The discussion moved on to other issues from there. But in all likelihood, Morgan ‘s concerns about extra-continental migration have to do with threats that are very different from the familiar ones posed by Spanish-speaking migrants who, for instance, may belong to murderous gangs like MS-13.
In an August report for CIS, I explained some of those unique national concerns, such as espionage, after interviewing a Russian migrant, along with Congolese and Cameroonians, in Ciudad Acuna, across from Del Rio, Texas. Often, these migrants from highly troubled countries show up with no identification documents and unverifiable stories of persecution and personal histories of woe.
The question American homeland security is duty-bound to answer is whether any of them are war criminals, murderers, terrorists, or agents of espionage. Perhaps many are victims of those human plagues in their home countries, as almost all will almost certainly claim at the border. But anyone with a homeland security mindset can understand the need to know as much about these migrants as possible before they are granted entry on asylum claims.
In this June blog post, I argued for enhanced national security vetting of Congolese migrants crossing over the Texas border at a time when the Border Patrol was highly distracted with Central American immigrants. As grounds for this, I pointed out that thousands of warring militia members have rampaged for years through Democratic Republic of Congo villages killing, raping, kidnapping, and looting in endless atrocities and massacres. I noted too that Islamic jihadist ideology was behind many of the latest atrocities in the eastern part of the DRC.
Among extra-continental migrants every year are several thousand “special interest aliens” from nations of the Middle East, South Asia, and North Africa where Islamist terrorist groups thrive, requiring mitigation of an entirely different kind of risk than necessary for, say, Russians or Cameroonians. Islamic terrorists and suspected terrorists have reached the southern border, including one Somali who went on to conduct a double vehicle-ramming attack in Edmonton, Alberta, Canada, in 2017.
The degree to which President Trump’s policies for the Central American migration are being applied to extra-continental migrants remains a mystery, unreported in the American news media. There’s some indication that Mexico, after first exempting non-Spanish-speaking migrants from detention and removal at the Guatemala border, has recently begun to hold them in place in southern Mexico. But the extra-continentals have rioted and many still reach the U.S. border to claim asylum.

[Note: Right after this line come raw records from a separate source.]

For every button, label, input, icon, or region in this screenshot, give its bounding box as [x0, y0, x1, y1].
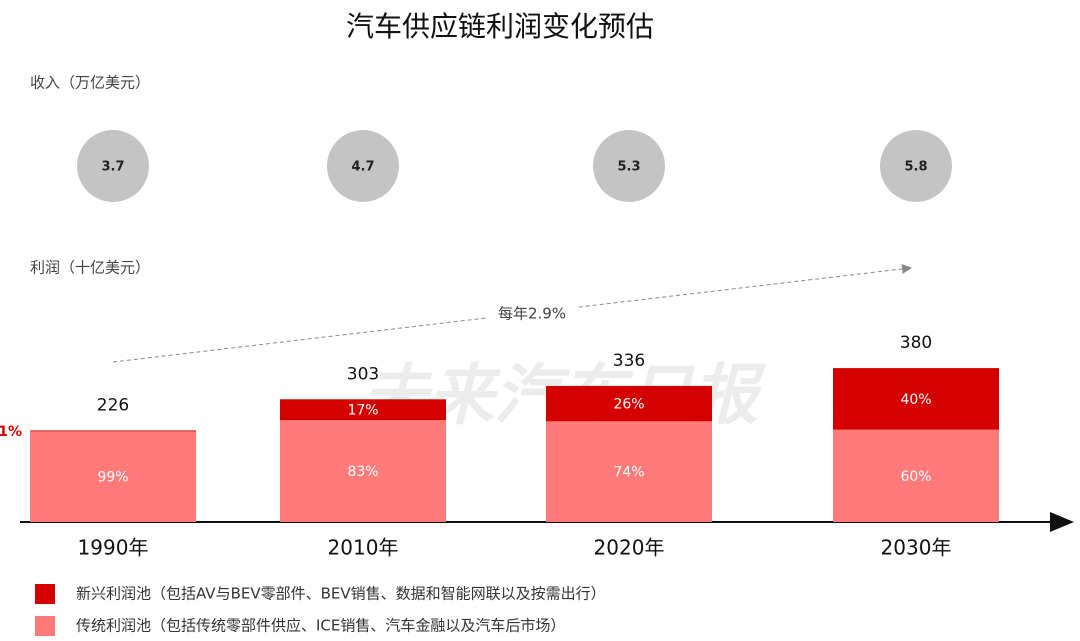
value-label: 17% — [347, 403, 378, 419]
revenue-circle — [327, 130, 399, 202]
bar-segment — [280, 420, 446, 522]
revenue-circle — [77, 130, 149, 202]
revenue-label: 5.8 — [904, 160, 927, 175]
bar-segment — [546, 421, 712, 522]
bar-segment — [546, 385, 712, 422]
total-label: 303 — [347, 364, 379, 384]
total-label: 336 — [613, 351, 645, 371]
x-tick-label: 1990年 — [78, 536, 149, 560]
legend-label: 新兴利润池（包括AV与BEV零部件、BEV销售、数据和智能网联以及按需出行） — [76, 585, 606, 603]
annotation-bg — [488, 302, 576, 326]
revenue-label: 收入（万亿美元） — [30, 74, 150, 92]
bar-segment — [833, 368, 999, 430]
annotation: 每年2.9% — [498, 305, 566, 323]
total-label: 380 — [900, 333, 932, 353]
bar-segment — [833, 429, 999, 522]
value-label: 74% — [613, 465, 644, 481]
total-label: 226 — [97, 395, 129, 415]
chart-title: 汽车供应链利润变化预估 — [346, 10, 654, 43]
legend-swatch — [35, 616, 55, 636]
bar-segment — [30, 431, 196, 522]
value-label: 1% — [0, 424, 22, 440]
bar-segment — [30, 430, 196, 432]
revenue-circle — [593, 130, 665, 202]
revenue-label: 4.7 — [351, 160, 374, 175]
revenue-circle — [880, 130, 952, 202]
value-label: 99% — [97, 470, 128, 486]
legend-swatch — [35, 584, 55, 604]
value-label: 26% — [613, 397, 644, 413]
profit-label: 利润（十亿美元） — [30, 259, 150, 277]
value-label: 60% — [900, 469, 931, 485]
x-tick-label: 2010年 — [328, 536, 399, 560]
revenue-label: 5.3 — [617, 160, 640, 175]
bar-segment — [280, 399, 446, 421]
legend-label: 传统利润池（包括传统零部件供应、ICE销售、汽车金融以及汽车后市场） — [76, 617, 565, 635]
revenue-label: 3.7 — [101, 160, 124, 175]
value-label: 83% — [347, 464, 378, 480]
x-tick-label: 2030年 — [881, 536, 952, 560]
x-tick-label: 2020年 — [594, 536, 665, 560]
value-label: 40% — [900, 392, 931, 408]
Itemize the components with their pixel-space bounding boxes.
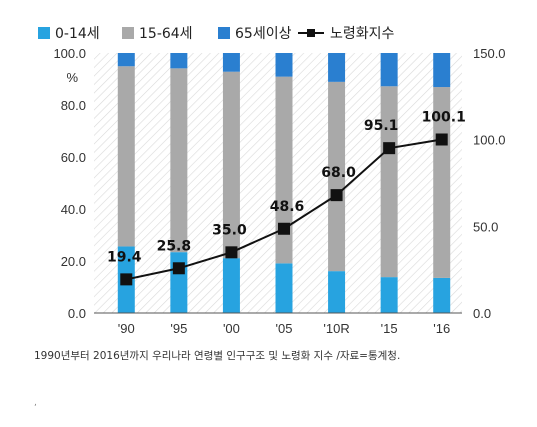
bar-15-series-0 <box>380 277 398 313</box>
legend: 0-14세 15-64세 65세이상 노령화지수 <box>38 26 395 42</box>
axes: 0.0 20.0 40.0 60.0 80.0 100.0% 0.0 50.0 100.0 150… <box>53 46 505 336</box>
bar-90-series-2 <box>117 53 135 67</box>
data-label: 48.6 <box>270 199 305 215</box>
y-right-tick: 0.0 <box>473 306 491 321</box>
bar-05-series-1 <box>275 76 293 264</box>
x-tick: '05 <box>276 321 293 336</box>
data-label: 100.1 <box>422 109 466 125</box>
x-tick: '95 <box>170 321 187 336</box>
bars <box>117 53 451 313</box>
aging-index-line <box>120 133 448 286</box>
legend-1-label: 15-64세 <box>139 26 193 42</box>
aging-index-marker <box>383 142 396 155</box>
y-left-tick: 100.0 <box>53 46 86 61</box>
bar-00-series-2 <box>222 53 240 72</box>
bar-16-series-2 <box>433 53 451 88</box>
bar-16-series-0 <box>433 277 451 313</box>
aging-index-marker <box>120 273 133 286</box>
bar-90-series-1 <box>117 66 135 247</box>
aging-index-marker <box>172 262 185 275</box>
bar-15-series-1 <box>380 86 398 278</box>
bar-10R-series-0 <box>328 271 346 313</box>
data-labels: 19.4 25.8 35.0 48.6 68.0 95.1 100.1 <box>107 109 466 265</box>
y-left-tick: 40.0 <box>61 202 86 217</box>
y-right-tick: 100.0 <box>473 133 506 148</box>
y-right-tick: 50.0 <box>473 219 498 234</box>
legend-0-label: 0-14세 <box>55 26 100 42</box>
y-left-unit: % <box>66 70 78 85</box>
aging-index-marker <box>278 222 290 235</box>
data-label: 95.1 <box>364 118 399 134</box>
bar-10R-series-2 <box>328 53 346 82</box>
legend-1-swatch <box>122 27 134 39</box>
bar-05-series-2 <box>275 53 293 77</box>
bar-95-series-1 <box>170 68 188 253</box>
y-left-tick: 0.0 <box>68 306 86 321</box>
y-left-tick: 60.0 <box>61 150 86 165</box>
bar-05-series-0 <box>275 263 293 313</box>
legend-3-swatch-marker <box>307 29 315 37</box>
data-label: 35.0 <box>212 222 247 238</box>
bar-10R-series-1 <box>328 81 346 272</box>
bar-15-series-2 <box>380 53 398 87</box>
chart: 0-14세 15-64세 65세이상 노령화지수 0.0 20.0 40.0 60.0 80.… <box>38 26 506 336</box>
y-left-tick: 80.0 <box>61 98 86 113</box>
y-right-tick: 150.0 <box>473 46 506 61</box>
x-tick: '16 <box>433 321 450 336</box>
data-label: 25.8 <box>157 238 192 254</box>
x-tick: '10R <box>323 321 349 336</box>
data-label: 19.4 <box>107 249 142 265</box>
bar-00-series-0 <box>222 258 240 313</box>
legend-2-swatch <box>218 27 230 39</box>
x-tick: '15 <box>381 321 398 336</box>
legend-0-swatch <box>38 27 50 39</box>
stray-mark: , <box>34 398 37 408</box>
aging-index-marker <box>435 133 448 146</box>
data-label: 68.0 <box>321 165 356 181</box>
legend-2-label: 65세이상 <box>235 26 292 42</box>
legend-3-label: 노령화지수 <box>330 26 395 42</box>
bar-95-series-2 <box>170 53 188 69</box>
bar-95-series-0 <box>170 252 188 313</box>
x-tick: '90 <box>118 321 135 336</box>
caption: 1990년부터 2016년까지 우리나라 연령별 인구구조 및 노령화 지수 /… <box>34 350 401 362</box>
y-left-tick: 20.0 <box>61 254 86 269</box>
x-tick: '00 <box>223 321 240 336</box>
aging-index-marker <box>330 189 343 202</box>
aging-index-marker <box>225 246 238 259</box>
bar-00-series-1 <box>222 71 240 259</box>
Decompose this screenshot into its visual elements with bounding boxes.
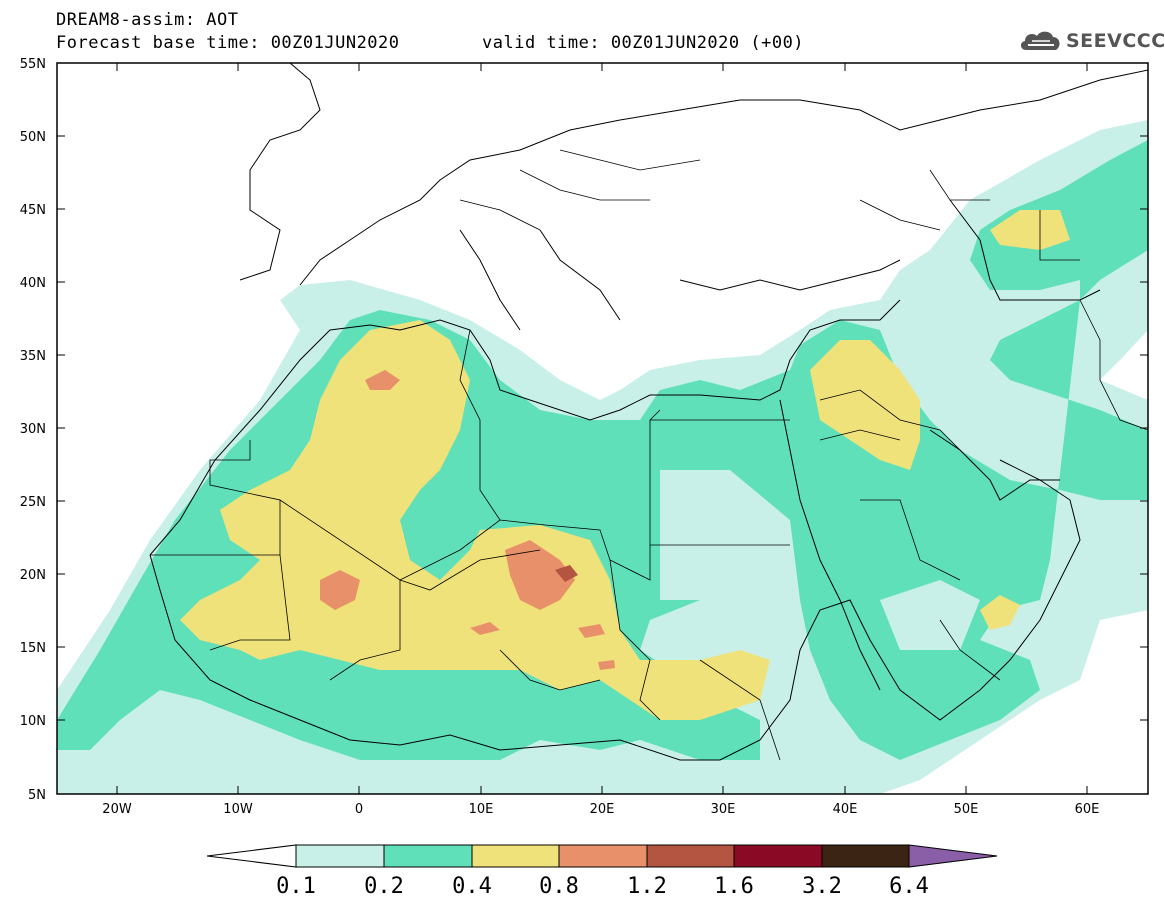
contour-level3 bbox=[180, 320, 770, 720]
lat-label: 35N bbox=[20, 349, 46, 364]
lat-label: 50N bbox=[20, 130, 46, 145]
lon-label: 60E bbox=[1075, 802, 1100, 817]
colorbar-under-arrow bbox=[206, 844, 297, 868]
colorbar-label: 0.8 bbox=[539, 874, 579, 899]
lon-labels: 20W 10W 0 10E 20E 30E 40E 50E 60E bbox=[102, 802, 1099, 817]
valid-time: valid time: 00Z01JUN2020 (+00) bbox=[482, 33, 805, 53]
contour-level4 bbox=[365, 370, 400, 390]
lon-label: 20E bbox=[590, 802, 615, 817]
colorbar-label: 6.4 bbox=[889, 874, 929, 899]
colorbar-label: 0.1 bbox=[276, 874, 316, 899]
colorbar-segment bbox=[558, 844, 648, 868]
contour-level4 bbox=[578, 624, 605, 638]
contour-level3 bbox=[810, 340, 920, 470]
base-time: Forecast base time: 00Z01JUN2020 bbox=[56, 33, 400, 53]
colorbar-label: 0.2 bbox=[364, 874, 404, 899]
contour-level1-patch bbox=[880, 580, 980, 650]
contour-level4 bbox=[598, 660, 615, 670]
cloud-logo-icon bbox=[1020, 31, 1060, 50]
colorbar-segment bbox=[733, 844, 823, 868]
lat-label: 45N bbox=[20, 203, 46, 218]
contour-level4 bbox=[505, 540, 575, 610]
contour-level3 bbox=[990, 210, 1070, 250]
colorbar-label: 0.4 bbox=[452, 874, 492, 899]
logo-text: SEEVCCC bbox=[1066, 30, 1165, 52]
lon-label: 10E bbox=[469, 802, 494, 817]
country-borders bbox=[150, 149, 1148, 761]
lon-label: 30E bbox=[711, 802, 736, 817]
lon-label: 50E bbox=[954, 802, 979, 817]
map-title: DREAM8-assim: AOT bbox=[56, 10, 239, 30]
colorbar-labels: 0.1 0.2 0.4 0.8 1.2 1.6 3.2 6.4 bbox=[276, 874, 929, 899]
colorbar-segment bbox=[383, 844, 473, 868]
axis-ticks bbox=[57, 62, 1148, 795]
lon-label: 0 bbox=[355, 802, 363, 817]
contour-level1-patch bbox=[660, 470, 800, 600]
aot-contours bbox=[57, 63, 1148, 794]
coastlines bbox=[149, 63, 1148, 761]
lat-label: 10N bbox=[20, 714, 46, 729]
colorbar-label: 1.6 bbox=[714, 874, 754, 899]
lat-label: 5N bbox=[28, 788, 46, 803]
colorbar-label: 1.2 bbox=[627, 874, 667, 899]
lon-label: 40E bbox=[833, 802, 858, 817]
contour-level4 bbox=[470, 622, 500, 635]
lon-label: 20W bbox=[102, 802, 132, 817]
contour-level5 bbox=[555, 565, 578, 582]
lat-label: 40N bbox=[20, 276, 46, 291]
colorbar-segment bbox=[295, 844, 385, 868]
colorbar-segment bbox=[821, 844, 910, 868]
contour-level4 bbox=[320, 570, 360, 610]
contour-level3 bbox=[980, 595, 1020, 630]
lat-label: 55N bbox=[20, 57, 46, 72]
colorbar-label: 3.2 bbox=[802, 874, 842, 899]
seevccc-logo: SEEVCCC bbox=[1018, 26, 1165, 56]
lat-label: 30N bbox=[20, 422, 46, 437]
lat-label: 25N bbox=[20, 495, 46, 510]
colorbar-segment bbox=[646, 844, 735, 868]
colorbar-segment bbox=[471, 844, 560, 868]
lat-labels: 55N 50N 45N 40N 35N 30N 25N 20N 15N 10N … bbox=[20, 57, 46, 803]
colorbar bbox=[206, 844, 998, 868]
lat-label: 20N bbox=[20, 568, 46, 583]
colorbar-over-arrow bbox=[908, 844, 998, 868]
lat-label: 15N bbox=[20, 641, 46, 656]
lon-label: 10W bbox=[223, 802, 253, 817]
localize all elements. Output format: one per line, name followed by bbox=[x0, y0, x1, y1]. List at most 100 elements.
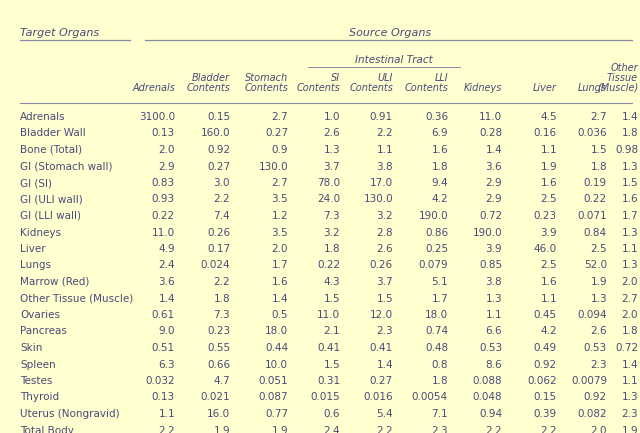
Text: 0.72: 0.72 bbox=[615, 343, 638, 353]
Text: Spleen: Spleen bbox=[20, 359, 56, 369]
Text: 2.7: 2.7 bbox=[271, 178, 288, 188]
Text: 1.9: 1.9 bbox=[590, 277, 607, 287]
Text: 7.3: 7.3 bbox=[213, 310, 230, 320]
Text: Testes: Testes bbox=[20, 376, 52, 386]
Text: 4.7: 4.7 bbox=[213, 376, 230, 386]
Text: 0.49: 0.49 bbox=[534, 343, 557, 353]
Text: GI (LLI wall): GI (LLI wall) bbox=[20, 211, 81, 221]
Text: 1.6: 1.6 bbox=[540, 277, 557, 287]
Text: 0.27: 0.27 bbox=[370, 376, 393, 386]
Text: 11.0: 11.0 bbox=[317, 310, 340, 320]
Text: 1.9: 1.9 bbox=[621, 426, 638, 433]
Text: 2.0: 2.0 bbox=[621, 277, 638, 287]
Text: 2.2: 2.2 bbox=[376, 426, 393, 433]
Text: 1.4: 1.4 bbox=[271, 294, 288, 304]
Text: 0.088: 0.088 bbox=[472, 376, 502, 386]
Text: 2.4: 2.4 bbox=[158, 261, 175, 271]
Text: 4.2: 4.2 bbox=[540, 326, 557, 336]
Text: 2.9: 2.9 bbox=[485, 194, 502, 204]
Text: Uterus (Nongravid): Uterus (Nongravid) bbox=[20, 409, 120, 419]
Text: 1.3: 1.3 bbox=[621, 392, 638, 403]
Text: 0.13: 0.13 bbox=[152, 392, 175, 403]
Text: 0.082: 0.082 bbox=[577, 409, 607, 419]
Text: 1.7: 1.7 bbox=[271, 261, 288, 271]
Text: 1.1: 1.1 bbox=[376, 145, 393, 155]
Text: 0.83: 0.83 bbox=[152, 178, 175, 188]
Text: 2.2: 2.2 bbox=[213, 194, 230, 204]
Text: 0.86: 0.86 bbox=[425, 227, 448, 237]
Text: 0.015: 0.015 bbox=[310, 392, 340, 403]
Text: 2.6: 2.6 bbox=[590, 326, 607, 336]
Text: 0.094: 0.094 bbox=[577, 310, 607, 320]
Text: 2.5: 2.5 bbox=[540, 194, 557, 204]
Text: 0.41: 0.41 bbox=[317, 343, 340, 353]
Text: 1.6: 1.6 bbox=[271, 277, 288, 287]
Text: 1.0: 1.0 bbox=[323, 112, 340, 122]
Text: 160.0: 160.0 bbox=[200, 129, 230, 139]
Text: Thyroid: Thyroid bbox=[20, 392, 59, 403]
Text: 3.7: 3.7 bbox=[376, 277, 393, 287]
Text: 1.5: 1.5 bbox=[376, 294, 393, 304]
Text: 1.1: 1.1 bbox=[540, 145, 557, 155]
Text: 6.6: 6.6 bbox=[485, 326, 502, 336]
Text: 3.2: 3.2 bbox=[376, 211, 393, 221]
Text: Kidneys: Kidneys bbox=[20, 227, 61, 237]
Text: 2.1: 2.1 bbox=[323, 326, 340, 336]
Text: 2.9: 2.9 bbox=[158, 162, 175, 171]
Text: 0.27: 0.27 bbox=[207, 162, 230, 171]
Text: Marrow (Red): Marrow (Red) bbox=[20, 277, 90, 287]
Text: Liver: Liver bbox=[533, 83, 557, 93]
Text: Other Tissue (Muscle): Other Tissue (Muscle) bbox=[20, 294, 133, 304]
Text: 0.31: 0.31 bbox=[317, 376, 340, 386]
Text: 1.6: 1.6 bbox=[621, 194, 638, 204]
Text: 1.1: 1.1 bbox=[485, 310, 502, 320]
Text: 2.3: 2.3 bbox=[431, 426, 448, 433]
Text: 7.4: 7.4 bbox=[213, 211, 230, 221]
Text: 0.048: 0.048 bbox=[472, 392, 502, 403]
Text: 1.4: 1.4 bbox=[376, 359, 393, 369]
Text: 0.39: 0.39 bbox=[534, 409, 557, 419]
Text: 1.4: 1.4 bbox=[621, 112, 638, 122]
Text: 0.087: 0.087 bbox=[259, 392, 288, 403]
Text: 0.84: 0.84 bbox=[584, 227, 607, 237]
Text: 2.0: 2.0 bbox=[621, 310, 638, 320]
Text: 0.051: 0.051 bbox=[259, 376, 288, 386]
Text: 0.13: 0.13 bbox=[152, 129, 175, 139]
Text: 0.19: 0.19 bbox=[584, 178, 607, 188]
Text: 0.92: 0.92 bbox=[207, 145, 230, 155]
Text: 0.036: 0.036 bbox=[577, 129, 607, 139]
Text: 7.1: 7.1 bbox=[431, 409, 448, 419]
Text: 2.5: 2.5 bbox=[590, 244, 607, 254]
Text: 5.4: 5.4 bbox=[376, 409, 393, 419]
Text: 0.85: 0.85 bbox=[479, 261, 502, 271]
Text: 11.0: 11.0 bbox=[479, 112, 502, 122]
Text: 3100.0: 3100.0 bbox=[139, 112, 175, 122]
Text: 3.2: 3.2 bbox=[323, 227, 340, 237]
Text: 1.8: 1.8 bbox=[323, 244, 340, 254]
Text: 1.3: 1.3 bbox=[323, 145, 340, 155]
Text: 1.5: 1.5 bbox=[621, 178, 638, 188]
Text: 0.28: 0.28 bbox=[479, 129, 502, 139]
Text: Bladder Wall: Bladder Wall bbox=[20, 129, 86, 139]
Text: ULI: ULI bbox=[378, 73, 393, 83]
Text: 1.9: 1.9 bbox=[540, 162, 557, 171]
Text: 0.16: 0.16 bbox=[534, 129, 557, 139]
Text: 0.51: 0.51 bbox=[152, 343, 175, 353]
Text: 2.7: 2.7 bbox=[590, 112, 607, 122]
Text: 0.024: 0.024 bbox=[200, 261, 230, 271]
Text: 18.0: 18.0 bbox=[425, 310, 448, 320]
Text: GI (Stomach wall): GI (Stomach wall) bbox=[20, 162, 113, 171]
Text: 0.22: 0.22 bbox=[584, 194, 607, 204]
Text: 1.8: 1.8 bbox=[431, 376, 448, 386]
Text: 46.0: 46.0 bbox=[534, 244, 557, 254]
Text: 0.0079: 0.0079 bbox=[571, 376, 607, 386]
Text: Adrenals: Adrenals bbox=[132, 83, 175, 93]
Text: 11.0: 11.0 bbox=[152, 227, 175, 237]
Text: 1.7: 1.7 bbox=[621, 211, 638, 221]
Text: 1.8: 1.8 bbox=[213, 294, 230, 304]
Text: (Muscle): (Muscle) bbox=[596, 83, 638, 93]
Text: 1.5: 1.5 bbox=[323, 359, 340, 369]
Text: 1.6: 1.6 bbox=[431, 145, 448, 155]
Text: 1.1: 1.1 bbox=[621, 376, 638, 386]
Text: 0.6: 0.6 bbox=[323, 409, 340, 419]
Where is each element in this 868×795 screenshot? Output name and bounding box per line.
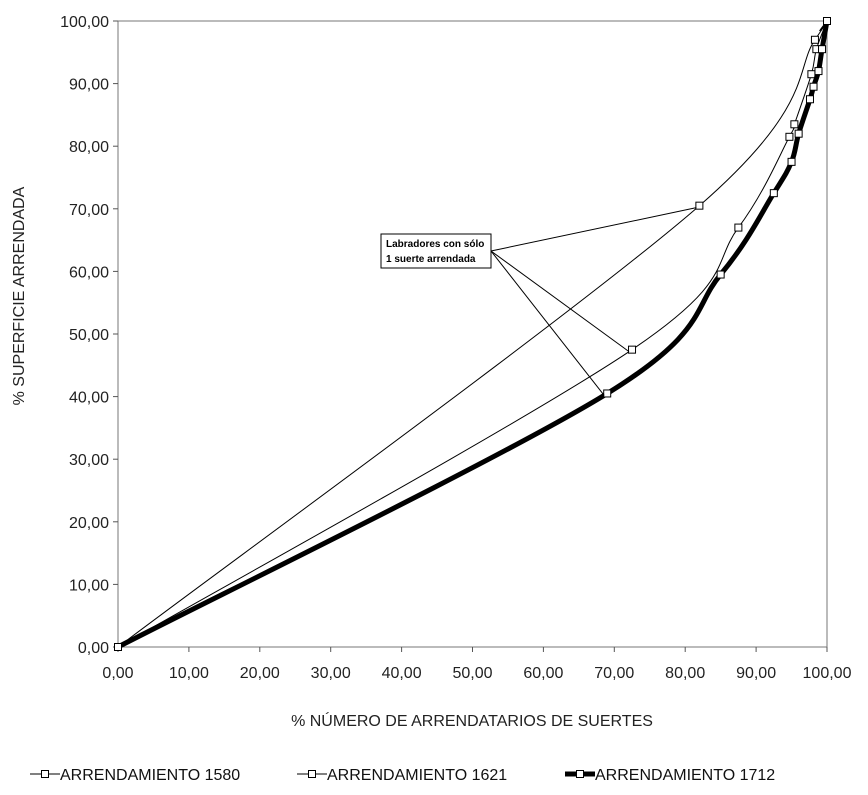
legend-label: ARRENDAMIENTO 1621 (327, 767, 507, 784)
x-tick-label: 0,00 (102, 665, 133, 682)
annotation-leader-line (490, 250, 630, 353)
y-tick-label: 90,00 (69, 77, 109, 94)
y-tick-label: 70,00 (69, 202, 109, 219)
x-tick-label: 30,00 (311, 665, 351, 682)
data-point (810, 35, 819, 44)
x-tick-label: 10,00 (169, 665, 209, 682)
data-point (769, 189, 778, 198)
annotation-line-2: 1 suerte arrendada (386, 254, 476, 265)
x-axis-title: % NÚMERO DE ARRENDATARIOS DE SUERTES (291, 711, 653, 730)
y-tick-label: 40,00 (69, 390, 109, 407)
annotation-leader-line (490, 250, 605, 396)
x-tick-label: 90,00 (736, 665, 776, 682)
data-point (807, 70, 816, 79)
legend-item: ARRENDAMIENTO 1621 (297, 767, 507, 784)
data-point (695, 201, 704, 210)
series-line (117, 20, 828, 648)
data-point (814, 67, 823, 76)
y-tick-label: 50,00 (69, 327, 109, 344)
legend-marker-swatch (576, 770, 584, 778)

There’s no reason why policies such as “Remain in Mexico” and rules requiring that extracontinentals apply for asylum in the first safe transit country they travel through shouldn’t be applied to them, despite arguably more complicated logistics.
Morgan’s comments at the CIS event on December 22 unquestionably show what I have openly wondered during all of 2019. Which is that he and the homeland security enterprise actually do understand that this smaller but increasing migration flow poses a unique and diverse set of national security issues that have to be responsibly managed right now. In the coming year, we’ll see how the administration response unfolds.